A spring is 4.0 cm long unstretched. With a load of 6.0 N, its length becomes 7.0 cm. (a) Calculate the spring constant $k$. [3] (b) The same load-extension behaviour continues. Calculate the spring’s length with a 10 N load. [2]

Solution (a). Extension: $x = 7.0 - 4.0 = 3.0\ \text{cm}$. Equation: $F = kx$, rearranged to $k = \dfrac{F}{x}$. Substitute: $k = 6.0 \div 3.0$. Answer: $k = 2.0\ \text{N/cm}$.

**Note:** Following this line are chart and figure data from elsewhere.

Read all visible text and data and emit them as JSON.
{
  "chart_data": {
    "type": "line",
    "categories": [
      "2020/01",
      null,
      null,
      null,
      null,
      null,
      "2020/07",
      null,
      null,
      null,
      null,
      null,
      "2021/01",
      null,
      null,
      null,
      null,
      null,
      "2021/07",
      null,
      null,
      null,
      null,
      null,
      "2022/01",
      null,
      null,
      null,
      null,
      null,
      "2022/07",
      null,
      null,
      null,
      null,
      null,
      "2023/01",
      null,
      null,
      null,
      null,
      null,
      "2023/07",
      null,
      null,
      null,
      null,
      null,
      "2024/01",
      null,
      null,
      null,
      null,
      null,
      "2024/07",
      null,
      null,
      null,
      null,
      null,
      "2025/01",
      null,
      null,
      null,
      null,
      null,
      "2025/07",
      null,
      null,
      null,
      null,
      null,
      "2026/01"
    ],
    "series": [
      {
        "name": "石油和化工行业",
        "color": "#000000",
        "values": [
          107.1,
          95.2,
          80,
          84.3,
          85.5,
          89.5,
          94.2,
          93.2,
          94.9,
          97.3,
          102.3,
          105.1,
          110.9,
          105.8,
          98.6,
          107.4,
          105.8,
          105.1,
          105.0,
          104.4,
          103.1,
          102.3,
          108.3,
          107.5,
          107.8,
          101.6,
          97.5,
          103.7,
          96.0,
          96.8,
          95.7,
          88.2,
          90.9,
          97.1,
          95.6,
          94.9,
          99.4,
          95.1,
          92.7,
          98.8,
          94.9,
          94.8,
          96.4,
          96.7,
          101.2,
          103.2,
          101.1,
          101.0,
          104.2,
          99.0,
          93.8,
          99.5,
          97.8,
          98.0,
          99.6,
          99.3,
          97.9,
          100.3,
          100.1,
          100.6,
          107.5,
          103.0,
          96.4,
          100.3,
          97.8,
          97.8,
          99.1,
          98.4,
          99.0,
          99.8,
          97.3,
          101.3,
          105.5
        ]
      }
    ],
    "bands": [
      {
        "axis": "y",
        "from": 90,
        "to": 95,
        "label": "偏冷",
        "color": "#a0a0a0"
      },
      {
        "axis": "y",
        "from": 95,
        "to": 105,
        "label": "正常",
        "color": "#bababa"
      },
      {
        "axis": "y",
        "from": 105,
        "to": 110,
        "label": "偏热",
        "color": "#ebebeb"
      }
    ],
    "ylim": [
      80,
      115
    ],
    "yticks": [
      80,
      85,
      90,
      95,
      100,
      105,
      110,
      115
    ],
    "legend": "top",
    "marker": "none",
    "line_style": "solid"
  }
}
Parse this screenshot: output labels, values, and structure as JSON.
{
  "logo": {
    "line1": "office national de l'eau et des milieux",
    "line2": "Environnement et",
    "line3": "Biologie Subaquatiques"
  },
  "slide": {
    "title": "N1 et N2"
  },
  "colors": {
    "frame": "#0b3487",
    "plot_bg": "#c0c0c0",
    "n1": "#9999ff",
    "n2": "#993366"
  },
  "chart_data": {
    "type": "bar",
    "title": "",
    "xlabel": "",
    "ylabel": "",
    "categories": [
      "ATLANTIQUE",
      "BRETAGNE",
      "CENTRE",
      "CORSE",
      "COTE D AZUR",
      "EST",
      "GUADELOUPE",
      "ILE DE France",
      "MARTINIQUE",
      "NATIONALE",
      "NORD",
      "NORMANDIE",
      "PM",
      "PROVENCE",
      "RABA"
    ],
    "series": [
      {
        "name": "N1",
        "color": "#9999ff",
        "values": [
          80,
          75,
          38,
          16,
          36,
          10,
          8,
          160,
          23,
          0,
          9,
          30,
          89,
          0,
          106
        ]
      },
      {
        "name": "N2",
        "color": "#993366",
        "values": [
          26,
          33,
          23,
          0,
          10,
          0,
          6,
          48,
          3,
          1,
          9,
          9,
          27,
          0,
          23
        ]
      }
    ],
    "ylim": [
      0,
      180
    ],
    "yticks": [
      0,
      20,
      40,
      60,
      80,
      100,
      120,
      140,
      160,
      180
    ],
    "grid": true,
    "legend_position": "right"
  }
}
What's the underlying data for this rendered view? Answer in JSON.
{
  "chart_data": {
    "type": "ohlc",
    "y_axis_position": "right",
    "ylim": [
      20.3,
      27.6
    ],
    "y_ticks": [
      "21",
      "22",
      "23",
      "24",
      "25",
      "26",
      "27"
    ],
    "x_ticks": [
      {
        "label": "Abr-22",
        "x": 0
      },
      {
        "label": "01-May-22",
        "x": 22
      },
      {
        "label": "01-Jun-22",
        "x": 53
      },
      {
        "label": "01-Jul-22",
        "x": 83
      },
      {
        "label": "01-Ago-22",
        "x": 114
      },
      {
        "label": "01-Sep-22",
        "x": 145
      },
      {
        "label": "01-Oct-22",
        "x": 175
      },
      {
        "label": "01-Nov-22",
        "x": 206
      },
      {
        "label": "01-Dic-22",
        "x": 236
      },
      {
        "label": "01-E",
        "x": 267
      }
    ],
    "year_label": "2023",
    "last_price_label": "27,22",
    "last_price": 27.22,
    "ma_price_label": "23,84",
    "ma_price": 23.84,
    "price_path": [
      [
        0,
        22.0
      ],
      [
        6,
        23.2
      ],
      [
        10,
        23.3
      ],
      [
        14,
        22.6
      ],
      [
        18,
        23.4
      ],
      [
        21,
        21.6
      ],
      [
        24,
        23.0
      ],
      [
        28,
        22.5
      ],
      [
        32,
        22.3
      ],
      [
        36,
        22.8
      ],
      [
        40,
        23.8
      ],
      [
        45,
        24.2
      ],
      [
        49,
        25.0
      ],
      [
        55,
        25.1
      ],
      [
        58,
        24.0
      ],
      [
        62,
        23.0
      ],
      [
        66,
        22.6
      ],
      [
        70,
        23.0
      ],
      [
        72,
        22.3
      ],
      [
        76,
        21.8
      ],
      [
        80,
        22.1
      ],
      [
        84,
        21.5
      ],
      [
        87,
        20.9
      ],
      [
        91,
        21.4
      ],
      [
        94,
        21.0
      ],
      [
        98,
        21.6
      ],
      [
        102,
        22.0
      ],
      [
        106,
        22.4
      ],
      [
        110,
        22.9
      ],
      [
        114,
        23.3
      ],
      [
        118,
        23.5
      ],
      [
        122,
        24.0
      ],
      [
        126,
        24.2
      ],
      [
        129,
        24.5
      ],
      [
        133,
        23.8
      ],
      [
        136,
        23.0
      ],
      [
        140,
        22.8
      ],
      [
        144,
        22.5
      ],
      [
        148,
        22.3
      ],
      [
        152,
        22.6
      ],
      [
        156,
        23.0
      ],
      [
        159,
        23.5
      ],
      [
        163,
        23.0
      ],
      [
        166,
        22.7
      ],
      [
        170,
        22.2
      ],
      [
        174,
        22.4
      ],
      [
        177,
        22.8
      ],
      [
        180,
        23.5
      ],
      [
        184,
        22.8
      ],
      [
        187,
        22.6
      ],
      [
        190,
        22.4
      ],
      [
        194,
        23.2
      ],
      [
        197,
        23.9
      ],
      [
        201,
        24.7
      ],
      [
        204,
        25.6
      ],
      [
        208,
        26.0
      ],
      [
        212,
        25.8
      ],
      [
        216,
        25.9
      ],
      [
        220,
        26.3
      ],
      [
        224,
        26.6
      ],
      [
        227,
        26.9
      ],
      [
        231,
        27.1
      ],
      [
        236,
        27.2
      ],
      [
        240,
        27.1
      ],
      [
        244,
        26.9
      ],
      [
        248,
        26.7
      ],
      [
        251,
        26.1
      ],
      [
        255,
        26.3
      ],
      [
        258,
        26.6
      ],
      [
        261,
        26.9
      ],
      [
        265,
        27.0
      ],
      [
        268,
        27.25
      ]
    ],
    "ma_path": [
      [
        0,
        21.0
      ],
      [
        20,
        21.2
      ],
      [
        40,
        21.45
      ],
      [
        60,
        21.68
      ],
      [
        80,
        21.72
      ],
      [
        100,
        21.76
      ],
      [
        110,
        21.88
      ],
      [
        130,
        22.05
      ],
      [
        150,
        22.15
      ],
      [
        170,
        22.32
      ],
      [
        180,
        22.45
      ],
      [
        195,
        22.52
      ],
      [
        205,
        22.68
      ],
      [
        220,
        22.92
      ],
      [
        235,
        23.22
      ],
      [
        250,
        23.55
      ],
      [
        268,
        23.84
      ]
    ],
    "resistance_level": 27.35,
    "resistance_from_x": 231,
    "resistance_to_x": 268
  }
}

Solution (b). $x = \dfrac{F}{k} = 10 \div 2.0 = 5.0\ \text{cm}$. Length $= 4.0 + 5.0 = 9.0\ \text{cm}$.

Mark scheme

• B1 (a): extension $= 3.0\ \text{cm}$.
• M1 (a): $k = \dfrac{F}{x}$ or $6.0/3.0$ seen.
• A1 (a): $2.0\ \text{N/cm}$ with unit.
• M1 (b): $x = 5.0\ \text{cm}$.
• A1 (b): length $= 9.0\ \text{cm}$.

Common Mistakes

• Using length instead of extension in $F = kx$. Dividing 6.0 by 7.0 loses all three marks. Fix: subtract the natural length first, every time.
• Forgetting friction when finding a resultant. Fix: list every force with its direction before adding.
• Saying zero resultant means “stopped”. It can also mean constant velocity. Fix: write both possibilities.
• Applying $F = kx$ beyond the limit of proportionality. Fix: check whether the graph is still straight at that load.
• Unit drift in $F = ma$. Grams in, wrong newtons out. Fix: convert mass to kg before substituting.

Exam Technique Tip

For any $F = ma$ question with several forces, draw the object as a box with labelled arrows first, then write “resultant = (forward forces) − (backward forces)” before touching the equation. Examiners award the method mark for a correct resultant even when the final arithmetic slips, so this line protects two of the three marks.

How This Is Examined

This CS subtopic appears across both tiers. Papers 1 and 2 use MCQs on resultants, friction direction and spring graphs. Paper 3 sets resultant-force and load-extension graph questions; Paper 4 (Extended) sets the structured $F = ma$ and $F = kx$ calculations (both equations are Supplement only) and adds vector diagrams for perpendicular forces and questions past the limit of proportionality. Paper 6 regularly features the spring practical: plotting load against extension, drawing the best-fit line and reading the unloaded length from the intercept. Core candidates need proportionality and one-line resultants; Extended candidates must also handle scale drawings, so practise them with a sharp pencil and stated scale.